Root Canal Therapy
Root canal therapy falls into a larger category of treatment referred to as endodontic treatment. These terms are generally interchangeable, although there are some subtle differences. This type of treatment can be an alternative to extraction but not always.
Traditionally, if the nerve of a tooth became damaged through trauma or disease/decay/infection, the tooth was removed. It has since become possible – provided there is sufficient tooth tissue – to remove only the nerve of the tooth responsible for dental pain, and backfill the resultant space with an inert filler.
However, the tooth will be more brittle than before as it has been hollowed out and no longer has a nutrient supply. The thought behind this is that the tooth without a nerve will feel like any other natural tooth in the mouth. This may sound simple but is arguably one of the most complicated and least successful types of dental treatment. Root canal therapy is therefore undertaken with the careful consideration of possible failure.
The nerve system of a tooth can vary immensely and resembles the root system of a plant. Interconnected with this, is a network of tiny canals that connect the root surface to the nerve system. The average tooth has three miles of these canals (called dentinal tubuoles) that are impossible for a dentist to access but which bacteria can easily colonise.
Only the main nerve branch is generally accessible to the dentist and this can vary in number, shape and size and may require a specialist to be able to best track these nerve configurations. These specialists are called Endodontists and access to them is via a referral. Each case is different and the success rates are by no means guaranteed, even with a specialist. Your dentist will be happy to help you decide on which course of action to take.
FAQs for root canal therapy
Keep the affected tooth as clean as possible. Use a fluoridated toothpaste twice daily and floss in between your teeth.
The process of root canal treatment can be lengthy so bear in mind that you will need to sit still longer than the average filling. Some dentists will break up the treatment into two or more manageable stages. Each stage cannot be rushed so ensure that you have arrived on time for your appointment otherwise we will need to reappoint.
If you lose a part of your temporary filling whilst going through root canal treatment, contact the surgery at the nearest opportunity and let us know this has occurred. Sometimes it is necessary to place a new one.
Infection present in or around of the tooth worsens the prognosis of treatment as there are sites in a tooth that bacteria can grow but where a dentist cannot treat.
Host immune system is also important. Even the best root filling in the world will not access every canal in the root system and any colonised bacteria sites are kept in check by our immune system.

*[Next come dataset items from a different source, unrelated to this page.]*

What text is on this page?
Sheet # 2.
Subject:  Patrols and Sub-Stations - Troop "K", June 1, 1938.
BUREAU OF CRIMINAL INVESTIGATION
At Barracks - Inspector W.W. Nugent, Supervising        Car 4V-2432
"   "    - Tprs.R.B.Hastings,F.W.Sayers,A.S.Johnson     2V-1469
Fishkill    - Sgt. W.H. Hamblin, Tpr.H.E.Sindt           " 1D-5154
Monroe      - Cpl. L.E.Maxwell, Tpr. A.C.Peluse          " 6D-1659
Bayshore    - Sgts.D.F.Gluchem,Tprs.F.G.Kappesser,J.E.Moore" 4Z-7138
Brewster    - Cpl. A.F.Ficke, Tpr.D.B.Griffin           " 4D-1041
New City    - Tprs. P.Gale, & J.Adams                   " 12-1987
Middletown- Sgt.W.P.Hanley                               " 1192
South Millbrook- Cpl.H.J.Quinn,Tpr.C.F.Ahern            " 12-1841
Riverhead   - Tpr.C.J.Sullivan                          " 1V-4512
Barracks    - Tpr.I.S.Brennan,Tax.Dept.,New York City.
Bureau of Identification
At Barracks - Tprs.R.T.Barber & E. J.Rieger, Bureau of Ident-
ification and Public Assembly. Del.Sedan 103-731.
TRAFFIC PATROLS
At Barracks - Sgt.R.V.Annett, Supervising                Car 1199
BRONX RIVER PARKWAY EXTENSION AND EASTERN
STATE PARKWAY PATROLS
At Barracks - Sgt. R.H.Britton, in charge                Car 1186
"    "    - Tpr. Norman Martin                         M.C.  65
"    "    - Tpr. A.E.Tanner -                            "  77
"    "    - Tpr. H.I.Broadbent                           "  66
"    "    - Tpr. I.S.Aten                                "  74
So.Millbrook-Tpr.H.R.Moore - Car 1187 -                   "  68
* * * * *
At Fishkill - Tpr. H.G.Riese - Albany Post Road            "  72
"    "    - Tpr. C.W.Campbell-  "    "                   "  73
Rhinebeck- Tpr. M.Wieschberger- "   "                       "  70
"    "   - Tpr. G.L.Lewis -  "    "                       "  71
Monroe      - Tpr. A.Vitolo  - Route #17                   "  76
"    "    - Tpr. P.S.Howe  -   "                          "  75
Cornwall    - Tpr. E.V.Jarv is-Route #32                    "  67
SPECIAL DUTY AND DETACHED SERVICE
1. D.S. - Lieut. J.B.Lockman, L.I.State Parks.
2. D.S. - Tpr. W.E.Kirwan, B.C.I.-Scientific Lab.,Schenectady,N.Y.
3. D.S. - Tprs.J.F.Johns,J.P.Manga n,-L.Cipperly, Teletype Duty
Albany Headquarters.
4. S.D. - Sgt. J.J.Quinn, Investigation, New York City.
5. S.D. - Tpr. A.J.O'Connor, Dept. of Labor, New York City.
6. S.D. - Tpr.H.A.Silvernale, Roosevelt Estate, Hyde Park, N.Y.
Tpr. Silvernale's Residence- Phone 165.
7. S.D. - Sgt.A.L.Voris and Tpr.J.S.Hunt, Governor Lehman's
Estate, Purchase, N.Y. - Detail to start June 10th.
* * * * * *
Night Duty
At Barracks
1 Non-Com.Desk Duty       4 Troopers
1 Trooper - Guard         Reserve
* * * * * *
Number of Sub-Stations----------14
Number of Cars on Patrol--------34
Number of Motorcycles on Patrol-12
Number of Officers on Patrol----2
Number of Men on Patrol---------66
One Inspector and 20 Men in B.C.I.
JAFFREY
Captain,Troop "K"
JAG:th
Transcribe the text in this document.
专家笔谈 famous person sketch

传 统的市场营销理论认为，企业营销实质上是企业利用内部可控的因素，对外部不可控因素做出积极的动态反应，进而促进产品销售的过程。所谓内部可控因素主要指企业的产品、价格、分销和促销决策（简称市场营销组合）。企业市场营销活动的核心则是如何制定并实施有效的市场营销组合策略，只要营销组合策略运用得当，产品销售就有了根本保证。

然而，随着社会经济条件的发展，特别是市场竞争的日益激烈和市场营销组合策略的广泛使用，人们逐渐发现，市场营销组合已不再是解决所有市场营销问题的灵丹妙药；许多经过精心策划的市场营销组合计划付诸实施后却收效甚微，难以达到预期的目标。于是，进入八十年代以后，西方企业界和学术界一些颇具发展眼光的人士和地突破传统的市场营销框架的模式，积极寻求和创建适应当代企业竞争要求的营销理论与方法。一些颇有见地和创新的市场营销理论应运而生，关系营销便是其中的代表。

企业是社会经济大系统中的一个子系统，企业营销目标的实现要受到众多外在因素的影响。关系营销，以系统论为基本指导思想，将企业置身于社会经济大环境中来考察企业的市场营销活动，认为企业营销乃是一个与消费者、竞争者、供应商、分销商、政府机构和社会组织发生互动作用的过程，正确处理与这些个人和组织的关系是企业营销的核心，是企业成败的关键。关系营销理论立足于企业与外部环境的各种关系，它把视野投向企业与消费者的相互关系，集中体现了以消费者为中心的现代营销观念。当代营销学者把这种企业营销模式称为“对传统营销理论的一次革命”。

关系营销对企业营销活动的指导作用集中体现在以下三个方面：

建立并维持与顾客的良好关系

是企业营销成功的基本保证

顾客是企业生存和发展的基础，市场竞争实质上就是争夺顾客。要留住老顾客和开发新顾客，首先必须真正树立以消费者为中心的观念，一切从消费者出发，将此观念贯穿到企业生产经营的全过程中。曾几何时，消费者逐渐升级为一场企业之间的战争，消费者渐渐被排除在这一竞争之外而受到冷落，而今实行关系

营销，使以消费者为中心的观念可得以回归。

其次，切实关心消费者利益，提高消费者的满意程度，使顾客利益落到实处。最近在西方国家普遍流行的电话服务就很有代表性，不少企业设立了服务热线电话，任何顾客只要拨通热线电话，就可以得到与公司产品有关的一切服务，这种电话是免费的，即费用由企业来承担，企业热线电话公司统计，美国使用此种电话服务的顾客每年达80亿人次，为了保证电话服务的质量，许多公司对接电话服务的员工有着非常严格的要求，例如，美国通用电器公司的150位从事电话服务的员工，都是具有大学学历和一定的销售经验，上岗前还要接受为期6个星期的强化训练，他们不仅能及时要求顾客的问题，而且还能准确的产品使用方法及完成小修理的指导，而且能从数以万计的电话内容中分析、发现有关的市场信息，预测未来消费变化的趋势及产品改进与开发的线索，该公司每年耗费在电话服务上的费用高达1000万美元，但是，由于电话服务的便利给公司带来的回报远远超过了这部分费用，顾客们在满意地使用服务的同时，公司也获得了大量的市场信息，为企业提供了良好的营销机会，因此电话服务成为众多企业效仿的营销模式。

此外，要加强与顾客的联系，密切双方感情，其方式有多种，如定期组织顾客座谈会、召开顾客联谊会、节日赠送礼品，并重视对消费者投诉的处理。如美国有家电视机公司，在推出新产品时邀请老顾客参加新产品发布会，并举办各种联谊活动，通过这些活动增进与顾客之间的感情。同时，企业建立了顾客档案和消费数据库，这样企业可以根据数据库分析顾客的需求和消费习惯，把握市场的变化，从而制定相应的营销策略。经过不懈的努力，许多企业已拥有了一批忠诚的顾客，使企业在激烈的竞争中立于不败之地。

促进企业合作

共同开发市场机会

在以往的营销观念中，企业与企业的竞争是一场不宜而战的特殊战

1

Many root filling flare ups occur when we are run down or taking medication that alters our immune system.
The type of bacteria that have infected the tooth. Some strains of bacteria are more virulent than others, added to which people’s immune reactions to these bacteria differ also with some adequately dealing with their presence whilst others don’t at all.
The anatomy of the tooth. Root canal number, shape, size directly play a part in the tooth’s ability of being hollowed out. If the areas of a tooth normally accessible to treatment are not, then the prognosis of the tooth is poor.
Fractures in the tooth. Generally, fractures above the gumline are more successfully treated than below the gum line. Bacteria can colonise these areas and risk the success of the root treatment. Vertical fractures are incredibly difficult to treat successfully and often lead to the need for extraction.
Age of the patient. As we all age, our nerve system in our teeth diminish in size making the identification and treatment of the main canals more difficult. Past certain ages, our immune system diminishes and the chance of fracture line in our teeth increases.